Feature Engineering

  • A feature, also called a dimension is an input variable used to generate model predictions.
  • Feature engineering is the process of transforming raw data into relevant information.

Theoretical Foundations

Understanding Features

  • Features are the input variables used by machine learning models to make predictions.
  • Each feature represents a specific aspect of the data.
Type of Feature Detail
Numerical Continuous values (e.g. height, weight) or Discrete values (e.g. counts)
Categorical Non-numerical values that represent categories (e.g. color, brand).
Ordinal Categorical variables with a clear ordering (e.g. high school < bachelor < master).
Binary Variables that can take on one of two possible values (e.g. yes/no, true/false).

Feature Representation

  • The way features are represented can greatly affect a model’s ability to learn.
  • Different algorithms require different types of feature representations.
Models Detail
Linear Perform well with linearly separable data.
Tree Naturally handle linear and non-linear relationships.

Curse of Dimensionality

  • As the number of features increases, the volume of the space increases leading to sparsity.
  • In high-dimensional space, data points become less similar making it difficult for algorithms to generalize well.
  • Effective feature engineering can mitigate this by reducing dimensionality.

Feature Importance

  • Understanding which features contribute most to the model’s predictions can guide feature selection.
  • Techniques like feature importance scores from tree-based models or recursive feature elimination can help.

Concepts Covered

Data Standardization

  • Data standardization involves scaling your data to have a mean of zero and a standard deviation of one.
  • This process is particularly useful when features have different units and scales.

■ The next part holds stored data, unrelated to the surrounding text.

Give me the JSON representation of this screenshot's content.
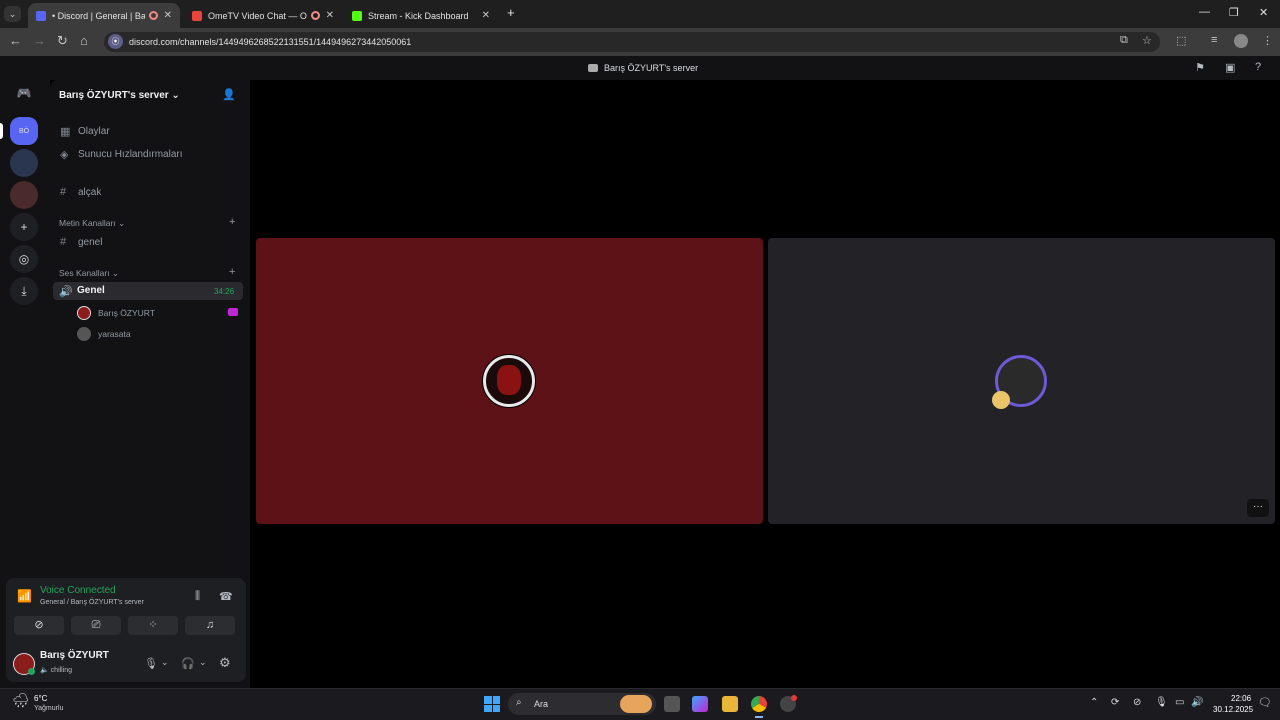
{
  "browser": {
    "tabs": [
      {
        "title": "• Discord | General | Barış Ö",
        "active": true
      },
      {
        "title": "OmeTV Video Chat — Ome",
        "active": false
      },
      {
        "title": "Stream - Kick Dashboard",
        "active": false
      }
    ],
    "url": "discord.com/channels/1449496268522131551/1449496273442050061"
  },
  "discord": {
    "top_title": "Barış ÖZYURT's server",
    "server_name": "Barış ÖZYURT's server",
    "nav": {
      "events": "Olaylar",
      "boosts": "Sunucu Hızlandırmaları"
    },
    "channels": {
      "alcak": "alçak",
      "text_category": "Metin Kanalları",
      "genel_text": "genel",
      "voice_category": "Ses Kanalları",
      "genel_voice": "Genel",
      "voice_timer": "34:26",
      "voice_users": [
        "Barış ÖZYURT",
        "yarasata"
      ]
    },
    "voice_status": {
      "title": "Voice Connected",
      "subtitle": "General / Barış ÖZYURT's server"
    },
    "user": {
      "name": "Barış ÖZYURT",
      "status": "chilling"
    }
  },
  "taskbar": {
    "weather_temp": "6°C",
    "weather_desc": "Yağmurlu",
    "search": "Ara",
    "time": "22:06",
    "date": "30.12.2025"
  },
  "colors": {
    "accent_green": "#23a55a",
    "tile_red": "#5c1216",
    "tile_dark": "#232227"
  }
}
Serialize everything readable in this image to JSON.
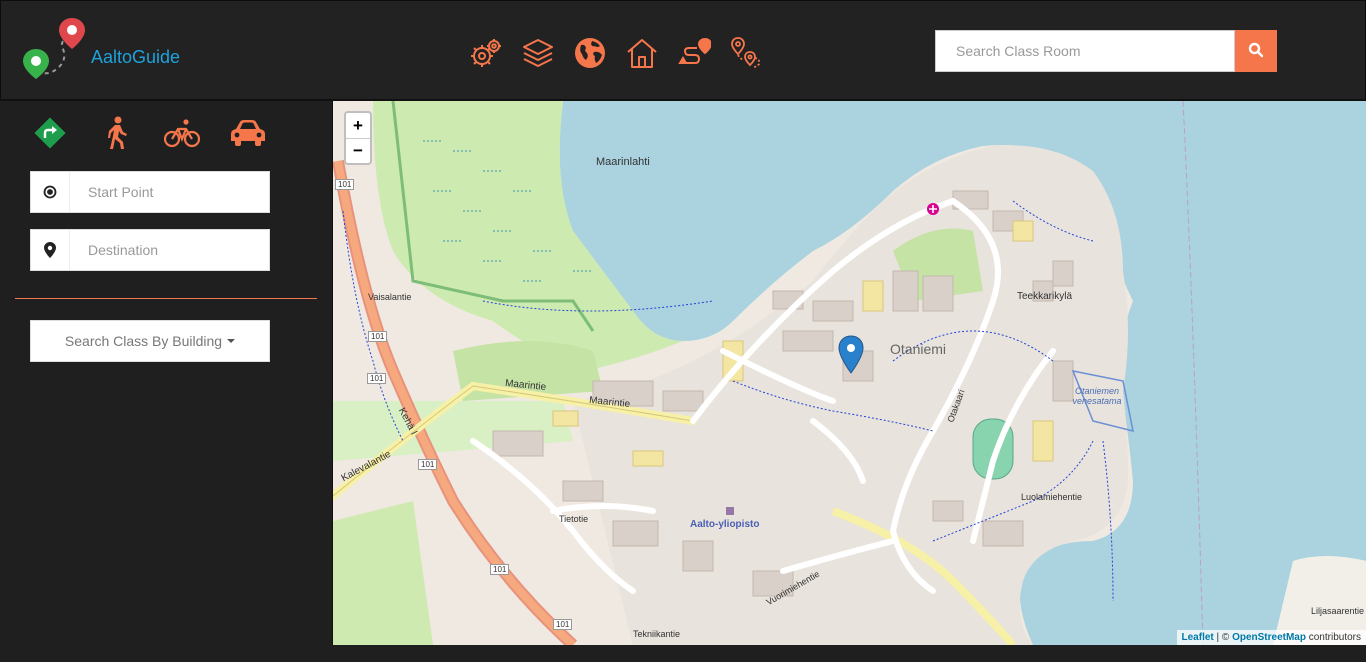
{
  "app": {
    "brand": "AaltoGuide"
  },
  "toolbar": {
    "icons": [
      "gears-icon",
      "layers-icon",
      "globe-icon",
      "home-icon",
      "route-icon",
      "map-pins-icon"
    ],
    "accent": "#f5764a"
  },
  "search": {
    "placeholder": "Search Class Room",
    "button_icon": "search-icon"
  },
  "sidebar": {
    "modes": [
      "directions-icon",
      "walking-icon",
      "bicycle-icon",
      "car-icon"
    ],
    "start_placeholder": "Start Point",
    "destination_placeholder": "Destination",
    "building_dropdown": "Search Class By Building"
  },
  "map": {
    "zoom_in": "+",
    "zoom_out": "−",
    "attribution_leaflet": "Leaflet",
    "attribution_sep": " | © ",
    "attribution_osm": "OpenStreetMap",
    "attribution_tail": " contributors",
    "labels": {
      "maarinlahti": "Maarinlahti",
      "otaniemi": "Otaniemi",
      "teekkarikyla": "Teekkarikylä",
      "maarintie1": "Maarintie",
      "maarintie2": "Maarintie",
      "vaisalantie": "Vaisalantie",
      "kalevalantie": "Kalevalantie",
      "tietotie": "Tietotie",
      "aalto": "Aalto-yliopisto",
      "luolamiehentie": "Luolamiehentie",
      "tekniikantie": "Tekniikantie",
      "otakaari": "Otakaari",
      "vuorimiehentie": "Vuorimiehentie",
      "otaniemen_venesatama": "Otaniemen venesatama",
      "liljasaarentie": "Liljasaarentie",
      "kehä1": "Kehä I",
      "road101a": "101",
      "road101b": "101",
      "road101c": "101",
      "road101d": "101",
      "road101e": "101",
      "road101f": "101"
    }
  }
}
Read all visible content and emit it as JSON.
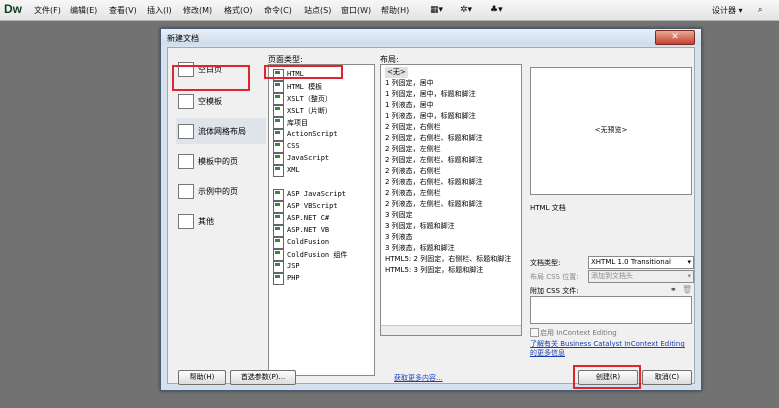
{
  "app": {
    "logo": "Dw"
  },
  "menu": [
    "文件(F)",
    "编辑(E)",
    "查看(V)",
    "插入(I)",
    "修改(M)",
    "格式(O)",
    "命令(C)",
    "站点(S)",
    "窗口(W)",
    "帮助(H)"
  ],
  "toolbar": {
    "layout_icon": "layout-icon",
    "gear_icon": "gear-icon",
    "site_icon": "site-icon",
    "workspace_label": "设计器"
  },
  "dialog": {
    "title": "新建文档",
    "close": "✕",
    "categories": [
      {
        "label": "空白页",
        "icon": "blank-page-icon"
      },
      {
        "label": "空模板",
        "icon": "blank-template-icon"
      },
      {
        "label": "流体网格布局",
        "icon": "fluid-grid-icon"
      },
      {
        "label": "模板中的页",
        "icon": "template-page-icon"
      },
      {
        "label": "示例中的页",
        "icon": "sample-page-icon"
      },
      {
        "label": "其他",
        "icon": "other-icon"
      }
    ],
    "page_type_header": "页面类型:",
    "page_types": [
      "HTML",
      "HTML 模板",
      "XSLT（整页）",
      "XSLT（片断）",
      "库项目",
      "ActionScript",
      "CSS",
      "JavaScript",
      "XML",
      "",
      "ASP JavaScript",
      "ASP VBScript",
      "ASP.NET C#",
      "ASP.NET VB",
      "ColdFusion",
      "ColdFusion 组件",
      "JSP",
      "PHP"
    ],
    "layout_header": "布局:",
    "layouts": [
      "<无>",
      "1 列固定，居中",
      "1 列固定，居中，标题和脚注",
      "1 列液态，居中",
      "1 列液态，居中，标题和脚注",
      "2 列固定，右侧栏",
      "2 列固定，右侧栏、标题和脚注",
      "2 列固定，左侧栏",
      "2 列固定，左侧栏、标题和脚注",
      "2 列液态，右侧栏",
      "2 列液态，右侧栏、标题和脚注",
      "2 列液态，左侧栏",
      "2 列液态，左侧栏、标题和脚注",
      "3 列固定",
      "3 列固定，标题和脚注",
      "3 列液态",
      "3 列液态，标题和脚注",
      "HTML5: 2 列固定，右侧栏、标题和脚注",
      "HTML5: 3 列固定，标题和脚注"
    ],
    "preview_text": "<无预览>",
    "description": "HTML 文档",
    "doctype_label": "文档类型:",
    "doctype_value": "XHTML 1.0 Transitional",
    "layout_css_label": "布局 CSS 位置:",
    "layout_css_value": "添加到文档头",
    "attach_css_label": "附加 CSS 文件:",
    "incontext_label": "启用 InContext Editing",
    "learn_more_link": "了解有关 Business Catalyst InContext Editing 的更多信息",
    "help_button": "帮助(H)",
    "prefs_button": "首选参数(P)...",
    "get_more_link": "获取更多内容...",
    "create_button": "创建(R)",
    "cancel_button": "取消(C)"
  }
}
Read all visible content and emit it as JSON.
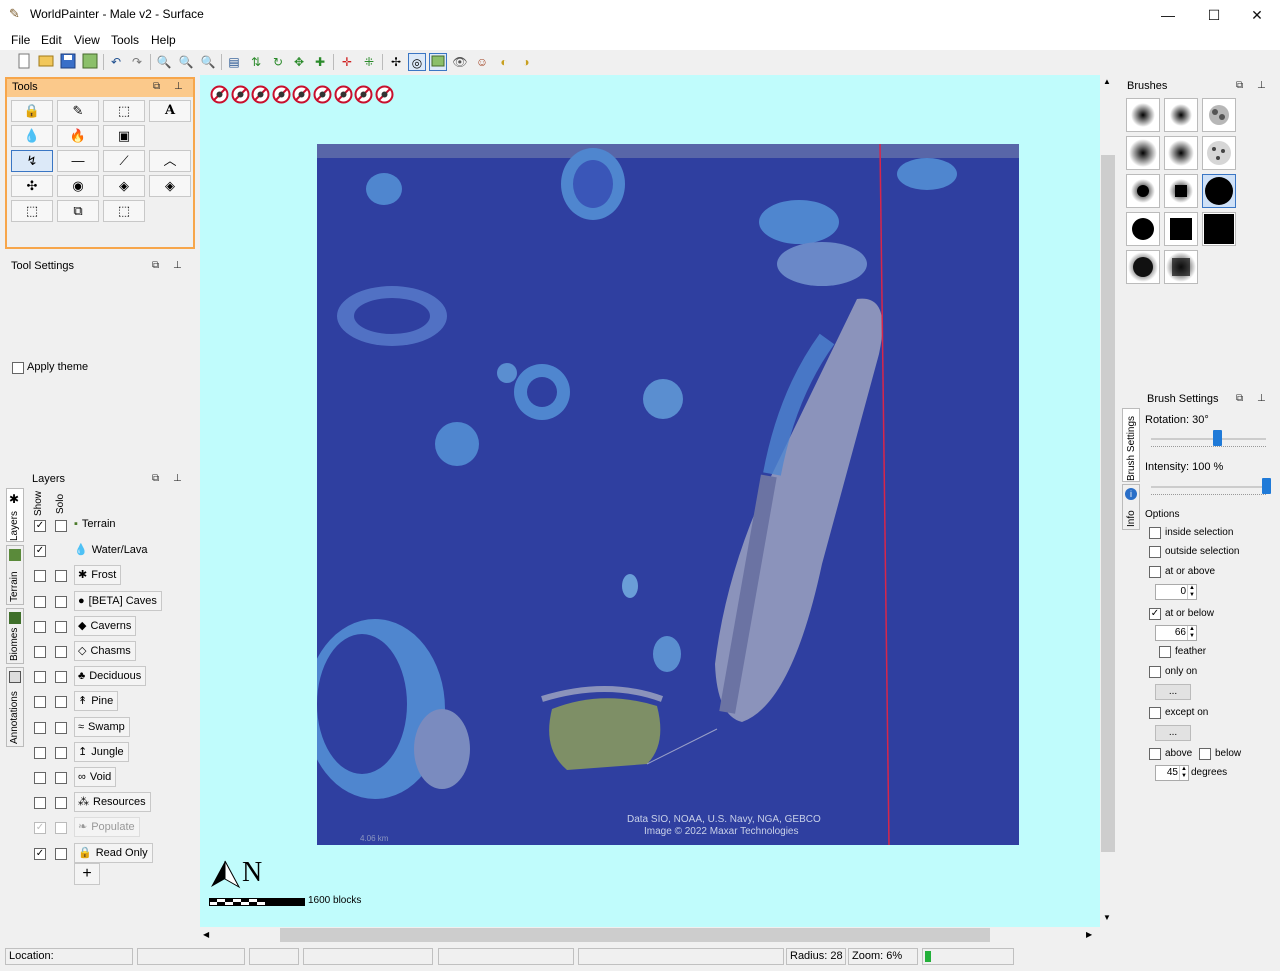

from sklearn.preprocessing import StandardScaler

scaler = StandardScaler()
X_standardized = scaler.fit_transform(X)

Data Normalization

  • Normalization scales the features to a range between 0 and 1.
  • This technique is beneficial for algorithms that rely on distance measurements, like KNN.


from sklearn.preprocessing import MinMaxScaler

scaler = MinMaxScaler()
X_normalized = scaler.fit_transform(X)

Encoding Categorical Data

  • Categorical data needs to be converted into numerical format for most machine learning algorithms.
  • Common techniques include one-hot encoding and label encoding.


from sklearn.preprocessing import OneHotEncoder

encoder = OneHotEncoder()
X_encoded = encoder.fit_transform(X_categorical).toarray()

Sklearn ColumnTransformer

  • The ColumnTransformer allows you to apply different preprocessing steps to different columns of your dataset in a concise way.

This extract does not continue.